Mengabaikan Taehyung bukanlah keahliannya, Jiyeon beringsut memperbaiki duduknya dengan sopan dan mengambil sendok yang sudah disediakan. Memaksa makanan-makanan itu menyumpal mulutnya hingga tidak akan ada suara yang keluar selain kunyahan pelan.
Masih dengan seribu tanya di kepala, Taehyung membiarkan Jiyeon untuk menghindari tatapannya dan berpura-pura sibuk oleh makanan yang masuk terpaksa ke dalam mulut kecilnya.
"Jangan sampai aku bertanya terlebih dahulu baru kau bercerita. Aku ingin kita saling terbuka, Jiyeon. Apa pun itu," tekannya. Suara rendah yang Taehyung hasilkan nyatanya mampu memberi Jiyeon kesadaran akan keterdiaman yang ia nikmati selama berjam-jam.
Menunduk dalam, Jiyeon mengunyah makanan yang kini malah terasa ingin ia muntahkan. Segelas air putih pun menjadi sasaran dan meneguknya hingga sisa seperempat di sana.
"Kami berakhir, maksudku ... aku dan Lucas." Setelah mendesah lelah dan menghirup udara yang terasa lembab kini, Jiyeon menyingkirkan rasa takut dan was-wasnya barang sejenak. Ia tidak tahu kenapa perasaan semacam itu bisa muncul di saat-saat seperti ini.
Taehyung cukup pintar untuk menyembunyikan rasa terkejutnya. Kandasnya hubungan Jiyeon bukan sesuatu yang ia pikirkan akan cepat terjadi. Dan fakta tentang Jiyeon yang berubah suram dengan mata yang sembab mengubah sudut pandang Taehyung. Berpikir jika Jiyeon tidak terlalu melibatkan perasaan dalam hubungannya dengan Lucas ternyata salah besar.
"Apa yang terjadi? Kupikir kalian baik-baik saja."
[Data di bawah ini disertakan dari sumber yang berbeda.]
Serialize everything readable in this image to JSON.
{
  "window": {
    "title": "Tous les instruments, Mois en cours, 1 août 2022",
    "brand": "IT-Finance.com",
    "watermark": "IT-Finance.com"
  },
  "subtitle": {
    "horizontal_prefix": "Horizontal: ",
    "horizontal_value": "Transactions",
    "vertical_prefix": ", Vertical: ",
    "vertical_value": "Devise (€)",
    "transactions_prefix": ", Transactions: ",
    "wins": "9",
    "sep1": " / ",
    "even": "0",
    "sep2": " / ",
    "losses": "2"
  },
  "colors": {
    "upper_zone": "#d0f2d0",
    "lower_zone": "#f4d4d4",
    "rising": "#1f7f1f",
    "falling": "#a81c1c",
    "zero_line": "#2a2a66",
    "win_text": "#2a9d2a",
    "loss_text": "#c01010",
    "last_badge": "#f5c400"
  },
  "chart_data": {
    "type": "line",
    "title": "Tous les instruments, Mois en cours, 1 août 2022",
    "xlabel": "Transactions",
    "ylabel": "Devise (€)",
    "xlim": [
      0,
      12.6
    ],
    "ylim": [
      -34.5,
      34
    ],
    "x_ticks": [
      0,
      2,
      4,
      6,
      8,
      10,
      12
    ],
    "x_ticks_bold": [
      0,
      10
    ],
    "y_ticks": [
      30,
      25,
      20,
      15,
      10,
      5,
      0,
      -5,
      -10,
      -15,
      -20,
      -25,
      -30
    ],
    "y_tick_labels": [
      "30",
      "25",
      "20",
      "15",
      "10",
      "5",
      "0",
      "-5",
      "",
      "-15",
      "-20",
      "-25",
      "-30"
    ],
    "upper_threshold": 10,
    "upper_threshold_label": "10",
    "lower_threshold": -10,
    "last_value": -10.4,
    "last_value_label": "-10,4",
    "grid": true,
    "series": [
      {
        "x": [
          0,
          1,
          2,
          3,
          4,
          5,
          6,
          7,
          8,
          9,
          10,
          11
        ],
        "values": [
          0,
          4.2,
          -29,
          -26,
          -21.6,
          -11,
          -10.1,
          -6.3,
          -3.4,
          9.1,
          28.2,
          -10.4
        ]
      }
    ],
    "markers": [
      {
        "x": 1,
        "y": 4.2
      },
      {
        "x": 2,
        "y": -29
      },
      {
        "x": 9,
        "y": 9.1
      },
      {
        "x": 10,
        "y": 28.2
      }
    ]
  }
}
Jiyeon mengangguk dan sempat menarik sudut bibirnya tersenyum tipis sebelum menjawab, "Kami baik-baik saja, setidaknya tidak pernah ada pertengkaran selama ini. Lucas begitu baik, sangat baik malah. Hanya saja ... aku merasa aku yang tidak baik, dan mengakhiri hubungan dengannya menurutku adalah hal yang paling benar."
"Dan untuk apa kau menangisi itu jika kau sendiri yang memutuskannya?"
Jiyeon menoleh kembali pada jendela, sebenarnya ada beberapa hal yang tidak mungkin ia beberkan pada Taehyung, namun pria itu bisa dengan mudah membuka lapisan-lapisan yang sengaja Jiyeon pertahankan. Seolah tidak ada lagi rahasia yang bisa ia sembunyikan, mungkin ... tentang perasaannya cepat atau lambat Taehyung akan mengetahuinya.